Last week, the North American Electric Reliability Corp. (NERC) issued its 2021–2022 Winter Reliability Assessment. The findings were sobering.

According to Power Magazine:

[The report] warned that much of the central U.S.—a region that stretches from the Great Lakes into southern Texas—may face critical power deficiencies during extreme winter weather conditions over the next three months. Natural gas supply disruptions and low hydropower conditions could also imperil power reliability in New England and the West. 

NERC also called on grid operators to prepare and implement cold weather operating plans, conduct drills, and poll generators for fuel and availability status. Load-serving entities should review critical loads to prevent disruptions, and regulators should support requested environmental waivers, it said.

The ERO’s dire report echoes its May-issued summer assessment, when it warned of “elevated risks” for energy emergencies in Texas, New England, in the Midcontinent Independent System Operator (MISO) territory, and parts of the West.

In its bulk power system (BPS) reliability assessment for the next three months—December 2021 through February 2022—NERC suggests extreme weather risks, including soaring peak demand or generator outages that exceed forecasts, “can be expected to cause energy emergencies” in regions that have previously suffered cold-weather reliability debacles. These include MISO, the Southwest Power Pool (SPP), and the Electric Reliability Council of Texas (ERCOT).

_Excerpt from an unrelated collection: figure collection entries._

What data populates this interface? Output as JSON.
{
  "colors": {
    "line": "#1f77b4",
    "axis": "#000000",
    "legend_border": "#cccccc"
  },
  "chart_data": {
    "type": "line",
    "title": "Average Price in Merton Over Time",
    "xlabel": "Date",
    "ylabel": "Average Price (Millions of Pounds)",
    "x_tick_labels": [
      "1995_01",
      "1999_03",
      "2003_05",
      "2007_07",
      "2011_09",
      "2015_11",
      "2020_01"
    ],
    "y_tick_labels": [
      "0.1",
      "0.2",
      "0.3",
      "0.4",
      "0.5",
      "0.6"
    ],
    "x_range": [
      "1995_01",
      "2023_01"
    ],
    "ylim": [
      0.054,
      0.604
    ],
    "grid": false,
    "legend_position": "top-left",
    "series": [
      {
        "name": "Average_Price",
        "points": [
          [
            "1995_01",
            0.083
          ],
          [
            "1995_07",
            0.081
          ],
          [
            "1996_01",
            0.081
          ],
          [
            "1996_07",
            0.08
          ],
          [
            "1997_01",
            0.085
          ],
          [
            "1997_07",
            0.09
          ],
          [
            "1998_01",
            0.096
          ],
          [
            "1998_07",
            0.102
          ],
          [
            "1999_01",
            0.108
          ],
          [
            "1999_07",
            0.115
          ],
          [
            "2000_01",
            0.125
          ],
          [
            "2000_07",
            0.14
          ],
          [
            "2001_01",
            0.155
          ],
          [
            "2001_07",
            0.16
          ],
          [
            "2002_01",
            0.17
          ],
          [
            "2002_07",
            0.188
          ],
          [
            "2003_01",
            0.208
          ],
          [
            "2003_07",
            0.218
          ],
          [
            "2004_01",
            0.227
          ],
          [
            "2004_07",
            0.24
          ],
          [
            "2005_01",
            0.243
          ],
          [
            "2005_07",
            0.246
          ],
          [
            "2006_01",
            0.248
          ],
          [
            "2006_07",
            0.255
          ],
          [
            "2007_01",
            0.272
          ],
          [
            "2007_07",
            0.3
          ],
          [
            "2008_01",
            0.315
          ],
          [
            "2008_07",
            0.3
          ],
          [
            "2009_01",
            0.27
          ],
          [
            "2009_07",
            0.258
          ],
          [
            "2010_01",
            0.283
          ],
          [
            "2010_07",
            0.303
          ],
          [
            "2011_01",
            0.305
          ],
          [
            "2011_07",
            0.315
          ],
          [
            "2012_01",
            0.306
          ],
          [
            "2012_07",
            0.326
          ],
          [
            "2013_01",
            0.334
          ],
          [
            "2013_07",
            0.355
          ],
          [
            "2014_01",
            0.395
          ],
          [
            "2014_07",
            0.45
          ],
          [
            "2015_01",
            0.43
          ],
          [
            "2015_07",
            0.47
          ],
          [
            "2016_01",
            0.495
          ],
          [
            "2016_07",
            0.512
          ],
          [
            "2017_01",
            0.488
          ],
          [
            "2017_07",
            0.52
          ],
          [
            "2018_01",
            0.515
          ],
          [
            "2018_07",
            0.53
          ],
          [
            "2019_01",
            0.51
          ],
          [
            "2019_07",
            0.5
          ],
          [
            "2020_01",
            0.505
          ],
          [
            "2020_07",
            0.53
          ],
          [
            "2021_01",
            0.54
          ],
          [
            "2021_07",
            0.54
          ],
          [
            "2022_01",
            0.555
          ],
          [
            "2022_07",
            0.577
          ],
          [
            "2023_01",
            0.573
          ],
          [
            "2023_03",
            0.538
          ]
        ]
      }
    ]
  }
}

Grid operators and reliability organizations have been warning of eroding reliability of the electric grid for years.

This is even true in California, where the California Indepedent Systems Operator (CAISO) has warned of looming capacity shortfalls, only to be ignored by politicians who wanted to shut down reliable power plants in favor of building more wind and solar power. Unforunately, these warnings are almost always ignored, and we may pay the price this winter.